El país de los 60 años de guerra de guerrillas ahora tendrá a un excombatiente como jefe de Estado.
Gustavo Petro, militante del Movimiento 19 de abril (M19) en los años 70 y 80, será el primer presidente de izquierda en la historia del país.
“La paz es que alguien como yo pueda ser presidente o que alguien como Francia (Márquez) pueda ser vicepresidenta”, dijo en su discurso de victoria.
Su llegada al poder es el resultado de una larga carrera que empezó en 1990, cuando el M19 se desmovilizó y entró al sistema político con una agenda socialdemócrata.
Desde entonces, Petro se dedicó a denunciar la corrupción, las violaciones de derechos humanos del Estado y el vínculo entre políticos y paramilitares.
Con el tiempo, y con un esfuerzo por la moderación que muchos interpretaron como oportunismo, Petro ha logrado despojarse de la etiqueta de exguerrillero y mostrarse como un político alternativo que, sin embargo, ya hace parte del sistema.

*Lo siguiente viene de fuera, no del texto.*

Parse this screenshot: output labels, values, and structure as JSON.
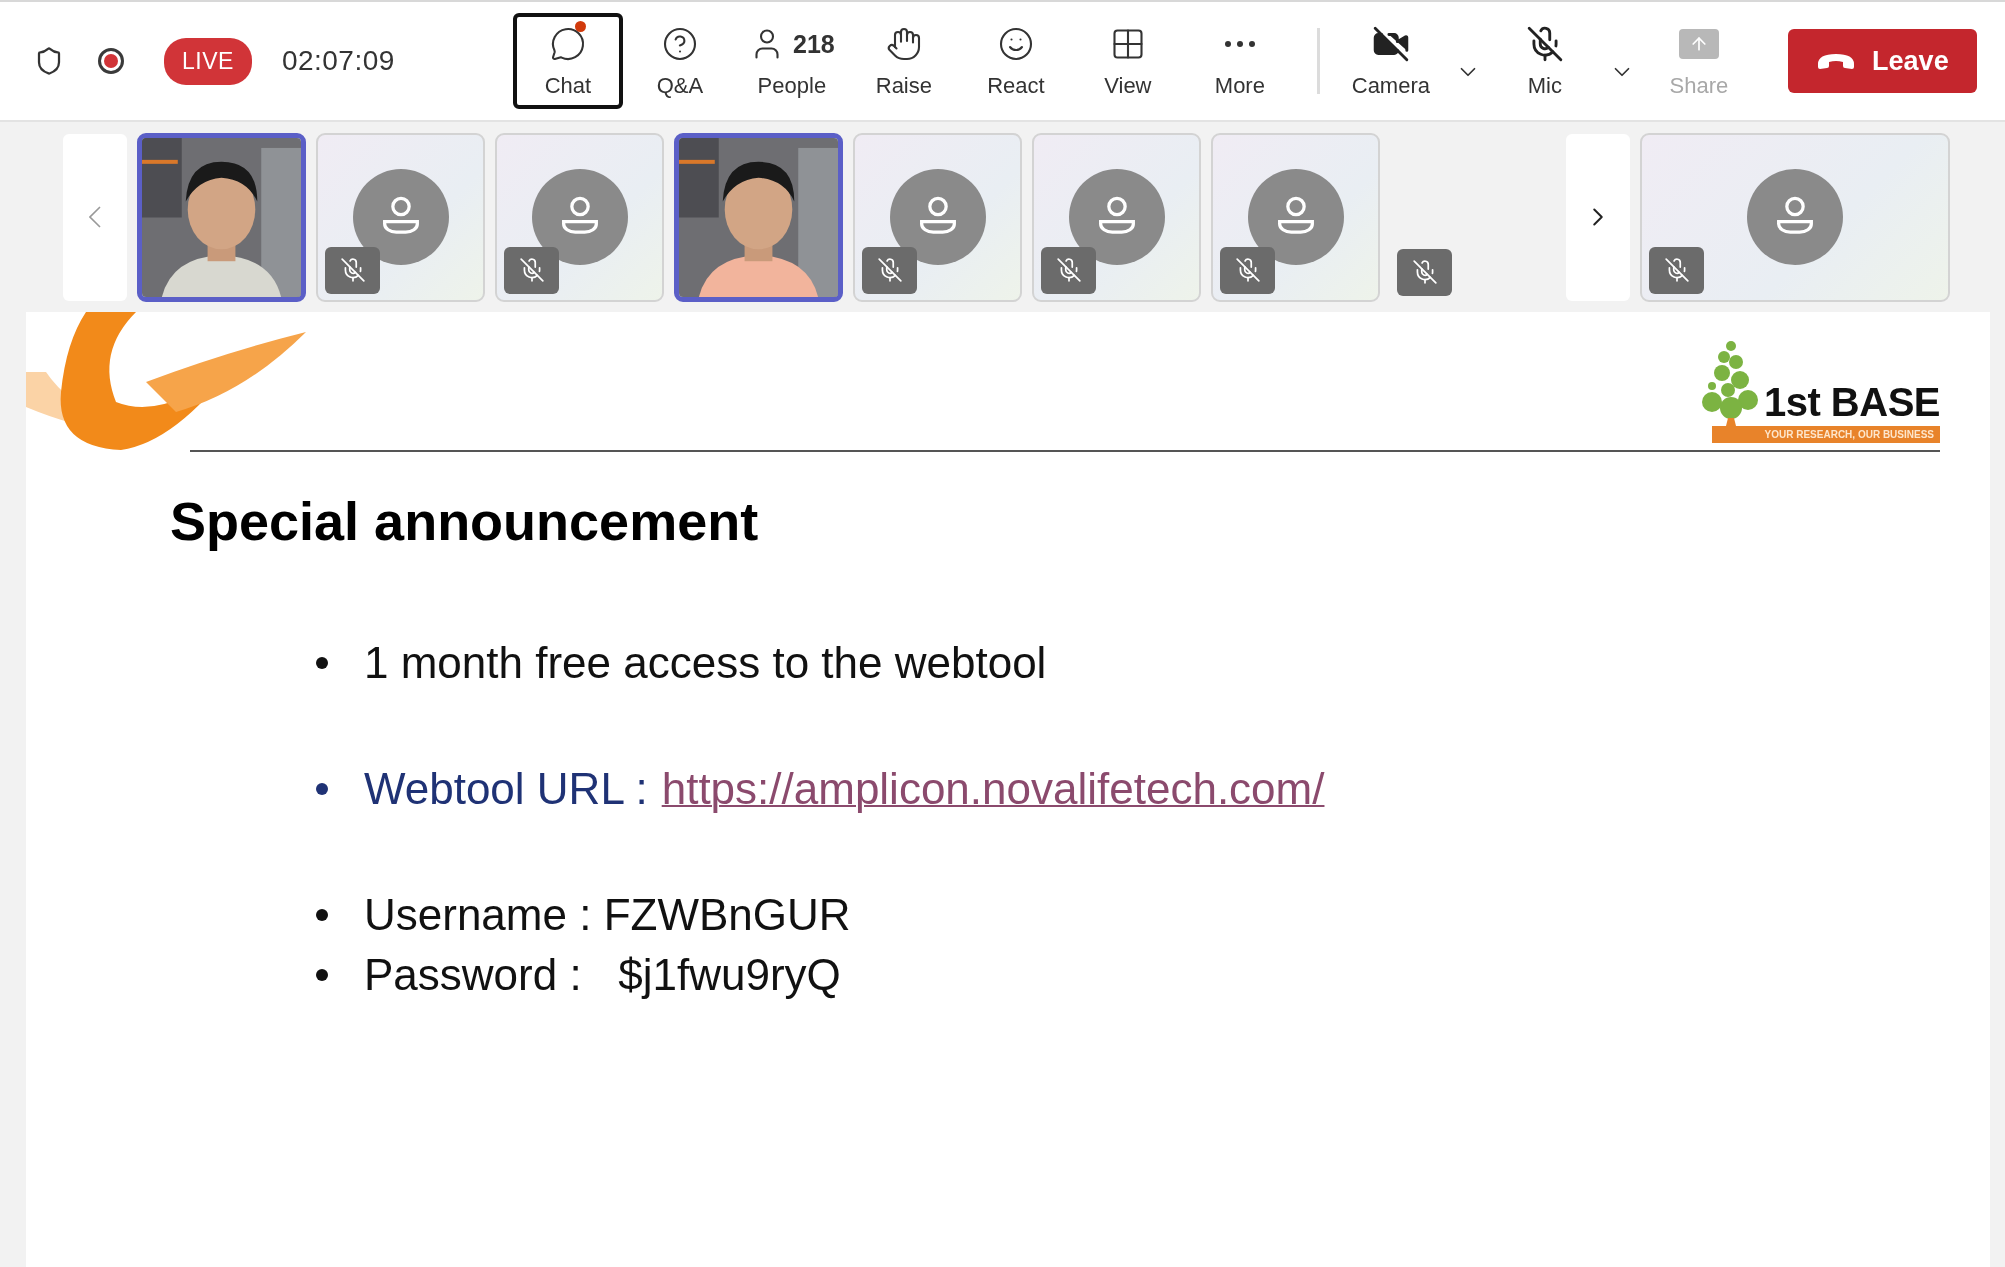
{
  "meeting": {
    "recording": true,
    "live_badge": "LIVE",
    "elapsed": "02:07:09"
  },
  "toolbar": [
    {
      "kind": "chat",
      "label": "Chat",
      "selected": true,
      "unread": true
    },
    {
      "kind": "qa",
      "label": "Q&A",
      "selected": false,
      "unread": false
    },
    {
      "kind": "people",
      "label": "People",
      "count": "218",
      "selected": false,
      "unread": false
    },
    {
      "kind": "raise",
      "label": "Raise",
      "selected": false,
      "unread": false
    },
    {
      "kind": "react",
      "label": "React",
      "selected": false,
      "unread": false
    },
    {
      "kind": "view",
      "label": "View",
      "selected": false,
      "unread": false
    },
    {
      "kind": "more",
      "label": "More",
      "selected": false,
      "unread": false
    }
  ],
  "devices": [
    {
      "kind": "camera",
      "label": "Camera",
      "on": false
    },
    {
      "kind": "mic",
      "label": "Mic",
      "on": false
    }
  ],
  "share": {
    "label": "Share",
    "disabled": true
  },
  "leave": {
    "label": "Leave"
  },
  "participants": [
    {
      "kind": "video",
      "speaking": true,
      "muted": false
    },
    {
      "kind": "avatar",
      "speaking": false,
      "muted": true
    },
    {
      "kind": "avatar",
      "speaking": false,
      "muted": true
    },
    {
      "kind": "video",
      "speaking": true,
      "muted": false
    },
    {
      "kind": "avatar",
      "speaking": false,
      "muted": true
    },
    {
      "kind": "avatar",
      "speaking": false,
      "muted": true
    },
    {
      "kind": "avatar",
      "speaking": false,
      "muted": true
    },
    {
      "kind": "empty",
      "speaking": false,
      "muted": true
    }
  ],
  "pinned": {
    "kind": "avatar",
    "speaking": false,
    "muted": true
  },
  "slide": {
    "logo": {
      "name": "1st BASE",
      "tagline": "YOUR RESEARCH, OUR BUSINESS"
    },
    "title": "Special announcement",
    "groups": [
      [
        {
          "kind": "text",
          "text": "1 month free access to the webtool"
        }
      ],
      [
        {
          "kind": "link",
          "label": "Webtool URL :",
          "url": "https://amplicon.novalifetech.com/"
        }
      ],
      [
        {
          "kind": "text",
          "text": "Username : FZWBnGUR"
        },
        {
          "kind": "text",
          "text": "Password :   $j1fwu9ryQ"
        }
      ]
    ]
  }
}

Mientras Petro creció como figura, la guerra ha ido menguando, sea porque el Estado logró acorralar a algunos de los grupos o porque se firmó un acuerdo de paz, como ocurrió en 2016 con la hoy extinta guerrilla de las FARC.
Sin embargo, la violencia se mantiene en algunos territorios remotos del país, la producción de cocaína —ligada al conflicto— sigue siendo la mayor del mundo y se han proliferado los grupos armados ilegales.
Durante la campaña, Petro vendió su presidencia como un “cambio por la vida y la paz”. Su promesa incluye, ha dicho, una “paz total”, en oposición a la “paz chiquita” que, según él, se firmó hace seis años.
“No tendría sentido un gobierno de la vida si no llevamos a la sociedad colombiana a la paz”, dijo en su discurso.
Como ningún gobierno anterior, la sintonía ideológica e histórica de Petro con las guerrillas le da un margen de maniobra para avanzar hacia el diálogo y la desmovilización.
“Cuando ocurren hechos objetivos en pro de la paz, como la firma de un acuerdo o la elección de un excombatiente, se genera un cambio simbólico sustancial, no solo en los alzados en armas sino en la población civil, que favorece el diálogo y la reconciliación en lugar de la mano dura”, dice Diana Rico, profesora de política de la Universidad del Norte y experta en la semiótica de la guerra.
“Este es, sin duda, un punto de inflexión, una ventana de oportunidad para iniciar una transición con alguien (Petro) que comparte las ideas progresistas y que puede tener empatía hacia los alzados en armas”, señala la experta.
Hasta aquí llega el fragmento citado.